By Dave Fidlin


Whitewater municipal officials have revisited a familiar topic — reconstructing a residential corridor near the city’s Armory building — as 2016 gets underway.

The Common Council on Jan. 19 approved a plan to address infrastructure improvements and upgrades along George Street. The seemingly unassuming residential corridor garnered extensive attention last year as council members debated and discussed the scope of the work during several months last year.

For a number of reasons — including impacted residents’ concerns about the scope of the work and the overall cost of the project — the council in June decided to remove the project from the city’s 2015 capital improvement list and hold it over to this year.

The George Street discussion resumed last week as Assistant City Manager Chris McDonell came before the council with a recommendation for a contract and a proposed timeline for the work.

Following McDonell’s recommendation, the council will contract with Willkomm Excavating and Grading at a cost of $1.17 million. The Union Grove-based company was the lowest of seven bidders.

The city received a range of responses in its call for bids. Prospective contractors included one in suburban Milwaukee and a handful in south central and southwestern portion of the state. The highest bid came in at $1.56 million.

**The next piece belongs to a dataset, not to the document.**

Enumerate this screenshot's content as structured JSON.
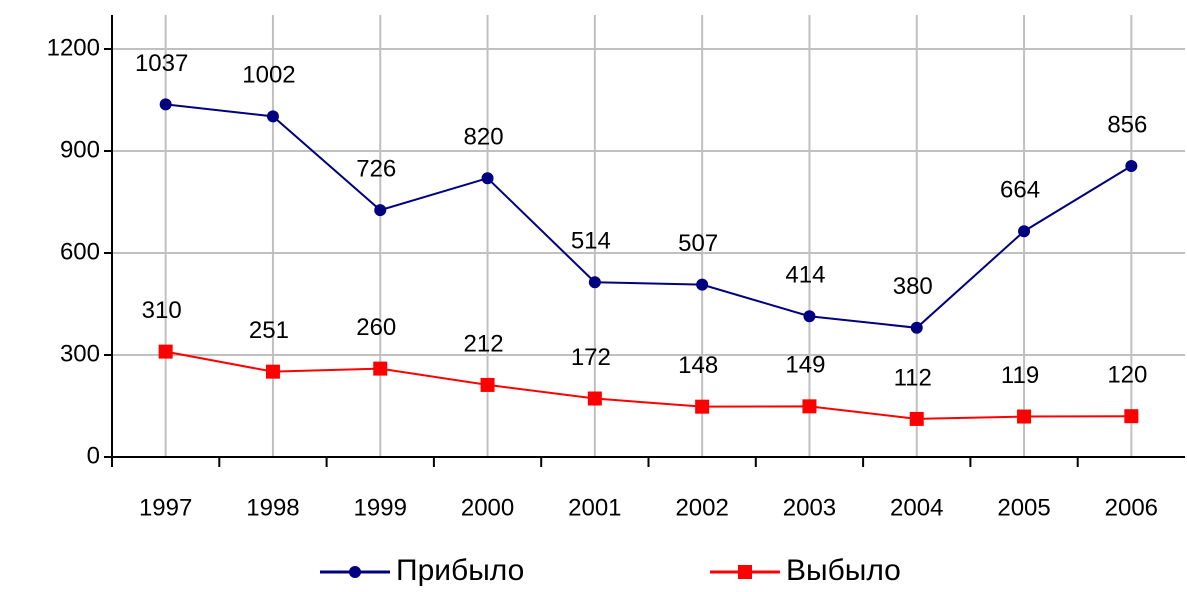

Willkomm will be tasked with repaving all of George Street and replacing infrastructure, including water, sanitary sewer and storm water mains. Also in the mix of work is erosion control efforts, improvements to a nearby bridge and rock excavating.

Although it came in as the lowest bidder, McDonell said he viewed other attributions within Willkomm through the company’s experts.

“Willkomm has extensive experience in this type of project,” McDonell said.

McDonell said he anticipates the project beginning in mid-April and wrapping by late August. He also said the city will likely hold a public information meeting in advance of construction equipment dotting the area.

The extent of the George Street reconstruction project is pared down from initial projections, which included curb-and-gutter, sidewalks and other features that are found throughout the city’s municipal boundaries.

The quoted price for the work, even with some of the initial components removed, came in at $1.59 million a year ago. City officials had only earmarked $1.36 million in the 2015 capital improvement budget, which led to the ultimate delay in the work.

Willkomm’s bid came in $240,000 less than the lowest bidder in last year’s round of quotes — a point McDonell emphasized during the most recent discussion.

In last year’s budget deliberations, the council earmarked $1.36 million toward the George Street work. The city’s lowest bidder, Burlington-based Reesman’s Excavating and Grading, provided a $1.59 million quote.

Last year’s low bidder, Burlington-based Reesman’s Excavating and Grading, provided a lower quote this year. It was $1.45 million.

McDonell said several of last year’s maneuvers — including obtaining the DNR permit for portions of the work — were not a waste of resources. The permit has a three-year life span, meaning it can be applied this year.